Ormel: Der Klimawandel wird in Zukunft noch deutlicher sichtbar. Die Annahme, dass anlagenspezifische Bedingungen dem folgen werden, was basierend auf Erfahrungswerten vorhergesagt werden kann, wird unter Druck geraten, besonders wenn die intelligent vorgesehene Lebensdauer eventuell über 20 Jahre hinausgeht.

Einige Veränderungen werden allmählich eintreten, z. B. Veränderungen der durchschnittlichen Windgeschwindigkeit und der Wellenhöhe, die über die in der Konstruktion berücksichtigten Werte hinausgehen. Genauso können sich extreme Ereignisse, wie der alle zehn Jahre auftretende 50-Jahres-Sturm, auf die Ermüdungslebensdauer und extreme Belastungen auswirken.

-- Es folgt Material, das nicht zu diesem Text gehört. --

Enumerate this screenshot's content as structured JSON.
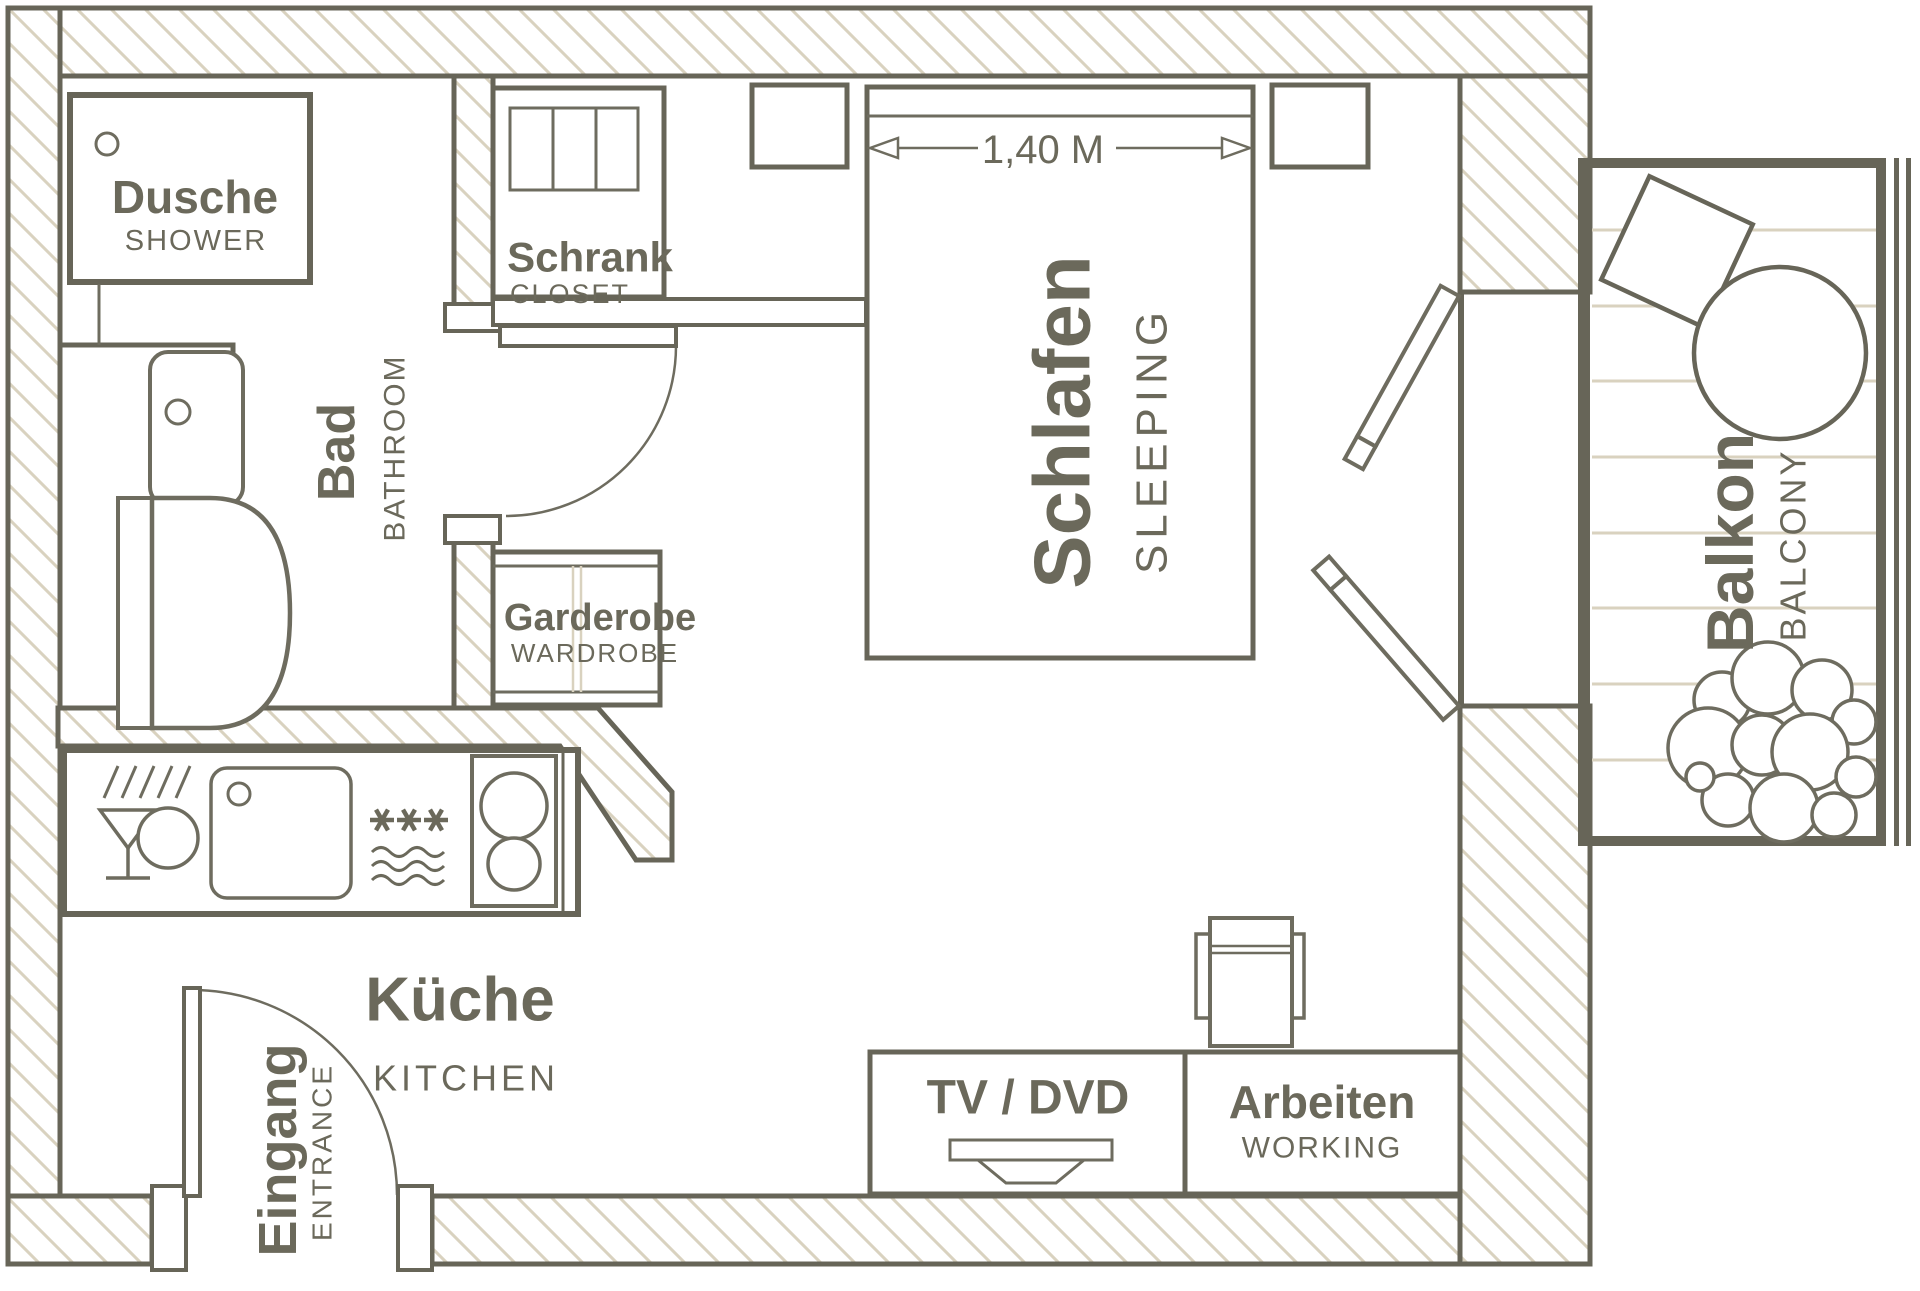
{
  "rooms": {
    "shower": {
      "label": "Dusche",
      "sublabel": "SHOWER"
    },
    "closet": {
      "label": "Schrank",
      "sublabel": "CLOSET"
    },
    "bathroom": {
      "label": "Bad",
      "sublabel": "BATHROOM"
    },
    "wardrobe": {
      "label": "Garderobe",
      "sublabel": "WARDROBE"
    },
    "sleeping": {
      "label": "Schlafen",
      "sublabel": "SLEEPING"
    },
    "balcony": {
      "label": "Balkon",
      "sublabel": "BALCONY"
    },
    "kitchen": {
      "label": "Küche",
      "sublabel": "KITCHEN"
    },
    "entrance": {
      "label": "Eingang",
      "sublabel": "ENTRANCE"
    },
    "media": {
      "label": "TV / DVD"
    },
    "work": {
      "label": "Arbeiten",
      "sublabel": "WORKING"
    }
  },
  "dimensions": {
    "bed_width": "1,40 M"
  },
  "colors": {
    "line": "#676558",
    "hatch": "#d9d2bf",
    "text": "#6b695b",
    "background": "#ffffff"
  }
}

IECRE plant, einen größeren Teil des Gerätelebenszyklus abzudecken, einschließlich Genauigkeit, Standortwahl (Bewertung der Eignung eines Standorts), Zertifizierung der Netzkompatibilität, Zertifizierung der Cybersicherheit, Management über die gesamte Lebensdauer (en: through life management, TLM) und Recycling. Wir überlegen ferner, Leistungszertifikate einzuführen, die beschreiben, wie gut die Turbine bzw. Anlage im Hinblick auf Leistung, Output, Lärm und andere Aspekte arbeitet.

Im Bereich der Modellvalidierung arbeiten wir an Modellen zum Leistungsverhalten und an Lastmodellen, die um Netz- und Referenzmodelle erweitert werden. Anschließend planen wir, uns mit Rotorblätter-, Getriebemodellen und anderen relevanten Modellen, die im Windkraftsektor Anwendung finden, zu beschäftigen.